Nigeria’s Headline Inflation Up Again, Puts The MPC On The Spot


As widely anticipated, headline inflation increased for the second straight month to 11.61% in October. This represents a 0.37% rise from 11.24% in September and a 17-month high. Beyond the rising inflation trend, a major cause of concern is the magnitude of this increase. The spike in inflation can be largely attributed to supply shortages arising from the closure of the land borders. Food and imported food inflation rose to 14.09% and 15.94% respectively. All inflation sub-indices, except for core inflation increased.

Monthly inflation up marginally to 1.07%

The month-on-month inflation, a more relevant measure of prices, increased by 0.03% to 1.07% (13.69% annualized) in October. This reflects the impact of border closures on prices.

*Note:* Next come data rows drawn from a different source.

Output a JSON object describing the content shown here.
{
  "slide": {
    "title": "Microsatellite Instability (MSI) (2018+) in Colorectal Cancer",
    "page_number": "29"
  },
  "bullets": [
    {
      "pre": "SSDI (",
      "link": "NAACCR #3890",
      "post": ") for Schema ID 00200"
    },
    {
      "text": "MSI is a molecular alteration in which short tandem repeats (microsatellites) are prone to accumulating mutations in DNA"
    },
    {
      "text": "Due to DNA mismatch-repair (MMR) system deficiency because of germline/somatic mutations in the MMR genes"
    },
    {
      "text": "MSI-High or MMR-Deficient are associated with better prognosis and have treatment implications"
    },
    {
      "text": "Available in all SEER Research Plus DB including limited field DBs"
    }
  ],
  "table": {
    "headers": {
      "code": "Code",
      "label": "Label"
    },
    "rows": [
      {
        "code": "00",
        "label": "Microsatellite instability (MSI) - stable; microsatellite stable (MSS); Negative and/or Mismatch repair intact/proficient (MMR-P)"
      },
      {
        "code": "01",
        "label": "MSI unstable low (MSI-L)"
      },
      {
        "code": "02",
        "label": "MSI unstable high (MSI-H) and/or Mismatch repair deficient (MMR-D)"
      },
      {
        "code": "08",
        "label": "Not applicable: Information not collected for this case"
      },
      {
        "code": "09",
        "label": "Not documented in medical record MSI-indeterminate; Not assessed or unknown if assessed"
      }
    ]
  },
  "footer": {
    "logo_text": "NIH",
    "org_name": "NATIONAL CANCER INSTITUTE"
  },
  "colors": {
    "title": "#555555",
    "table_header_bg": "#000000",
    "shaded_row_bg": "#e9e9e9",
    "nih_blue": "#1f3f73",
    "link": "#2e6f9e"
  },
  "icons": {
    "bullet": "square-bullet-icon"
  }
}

Food inflation spiked by 0.58% to 14.09%

Food inflation, the major driver of the price level in Nigeria, increased in October. On an annual basis, the index spiked by 0.58% but increased marginally by 0.03% to 1.33% compared to the previous month. This confirms the view that the food basket is a key determinant of the inflation trend. The food items that recorded price increases were: Meat, Oils and fats, Bread and cereals, Potatoes, Yam and other tubers, Fish and Vegetables.

Core inflation down to 8.88%

The year-on-year core index declined to 8.88% in October from 8.94% in September. On a monthly basis, it fell by 0.15% to 0.74%. This could be partly attributed to the partial closure of the Nigerian borders, which curtailed smuggling of petrol products and reduced pressure on prices. The index also benefited from the CBN’s sustained intervention in the forex market, which helped to maintain currency stability.

The naira appreciated to N359/$ at the parallel market. The items that recorded the highest price increases include, Cleaning, Repair and hire of clothing, Hospital services, Major household appliances, Repair of household appliance, Glassware, tableware and household utensils, and garments. Core inflation is 1.12% below the 364-day primary market T/bills rate of 10.00%. This is indicative of a positive rate of return on investment.

Rural and Urban inflation were up

The year-on-year rural and urban inflation rates increased by 0.3% and 0.42% to 11.07% and 12.20% respectively in October. On a monthly basis, both indices increased marginally by 0.03% and 0.02% to 0.99% and 1.15% respectively.

Bayelsa, the state where election was marred by violence, has the lowest inflation rate (9.07%), followed by Katsina (9.29%) and Kwara (9.69%). The states with the highest inflation rates are – Kebbi (15.2%), Bauchi (13.97%) and Ondo (13.74%).

Policy Making Effect

The spike in the headline inflation at a time of falling external reserves puts the MPC on the spot at the upcoming meeting next week, especially with the imminent wage-induced inflation. The meeting will be holding on the same day as the GDP data for Q3 is released. If the numbers come in lower than expected, the committee will be confronted with a policy dilemma.